U.S. P/C Insurers’ Reserving Likely To Remain Prudent, S&P Says

October 1, 2007

Will increased competition and lower pricing lead U.S. property/casualty insurers to skimp on reserves? Not according to a report published by Standard & Poor’s Ratings Services.

The article, “For U.S. Property/Casualty Insurers, Is Less-Disciplined Reserving Once Again On The Horizon?,” acknowledges that the industry’s underwriting discipline historically has wavered during the softer phase of the underwriting cycle, and this could happen again. However, S&P believes that most companies’ recent emphasis on enterprise risk management (ERM), corporate governance, and Sarbanes-Oxley will lead them to maintain prudent reserve levels.

In 2006, U.S. property/casualty insurers had a net reserve release of $7 billion. This was the first net reserve release since 1998, though it is far smaller – both in absolute dollars and as a percentage of total loss reserves – than 1998’s $18 billion release. The overall reserve adequacy in 2006 stemmed from high property/casualty premiums and conservative reserving practices over the past few years.
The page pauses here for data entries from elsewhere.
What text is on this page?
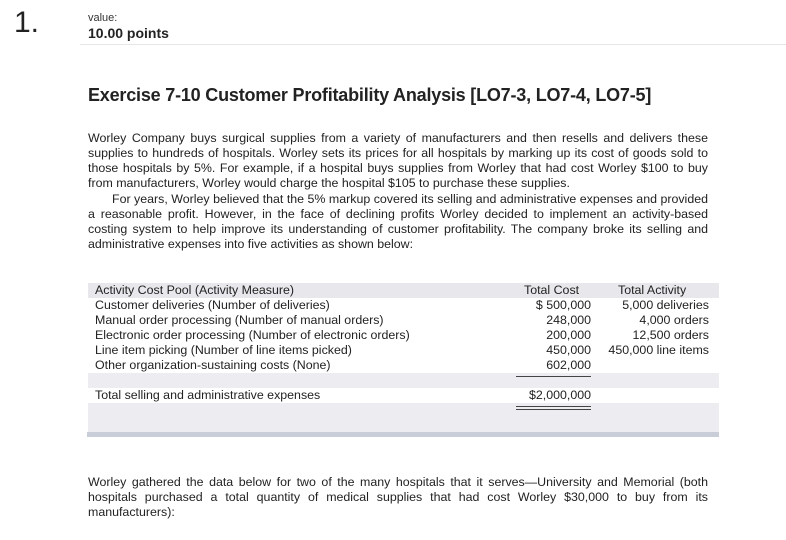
1.	value:
10.00 points
Exercise 7-10 Customer Profitability Analysis [LO7-3, LO7-4, LO7-5]
Worley Company buys surgical supplies from a variety of manufacturers and then resells and delivers these supplies to hundreds of hospitals. Worley sets its prices for all hospitals by marking up its cost of goods sold to those hospitals by 5%. For example, if a hospital buys supplies from Worley that had cost Worley $100 to buy from manufacturers, Worley would charge the hospital $105 to purchase these supplies.
For years, Worley believed that the 5% markup covered its selling and administrative expenses and provided a reasonable profit. However, in the face of declining profits Worley decided to implement an activity-based costing system to help improve its understanding of customer profitability. The company broke its selling and administrative expenses into five activities as shown below:
Activity Cost Pool (Activity Measure)	Total Cost	Total Activity
Customer deliveries (Number of deliveries)	$ 500,000	5,000 deliveries
Manual order processing (Number of manual orders)	248,000	4,000 orders
Electronic order processing (Number of electronic orders)	200,000	12,500 orders
Line item picking (Number of line items picked)	450,000	450,000 line items
Other organization-sustaining costs (None)	602,000
Total selling and administrative expenses	$2,000,000
Worley gathered the data below for two of the many hospitals that it serves—University and Memorial (both hospitals purchased a total quantity of medical supplies that had cost Worley $30,000 to buy from its manufacturers):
Keen competition was a defining characteristic of the property/casualty insurance market starting in the late 1990s, especially in 1997-2001. In response, insurers were less conservative with their underwriting practices and pricing, and they largely got away with it because they could offset underwriting losses with the high investment returns then available. Today’s market profile is dramatically different, the S&P report says. Interest rates are substantially lower, and equity markets are volatile. Consequently, insurers need to price and reserve for their risk exposures so that their underwriting decisions remain prudent on a stand-alone basis. And state-of-the-art risk-measurement tools are helping them do so more effectively than ever before.

S&P noted that despite its belief that management teams are disciplined in their loss-reserving processes, the ratings agency will continue to monitor insurers’ reserving activities carefully – both quantitatively and qualitatively. It said it will monitor the reserve estimates of the industry’s relatively unseasoned accident years as more claims get reported, especially for the commercial lines.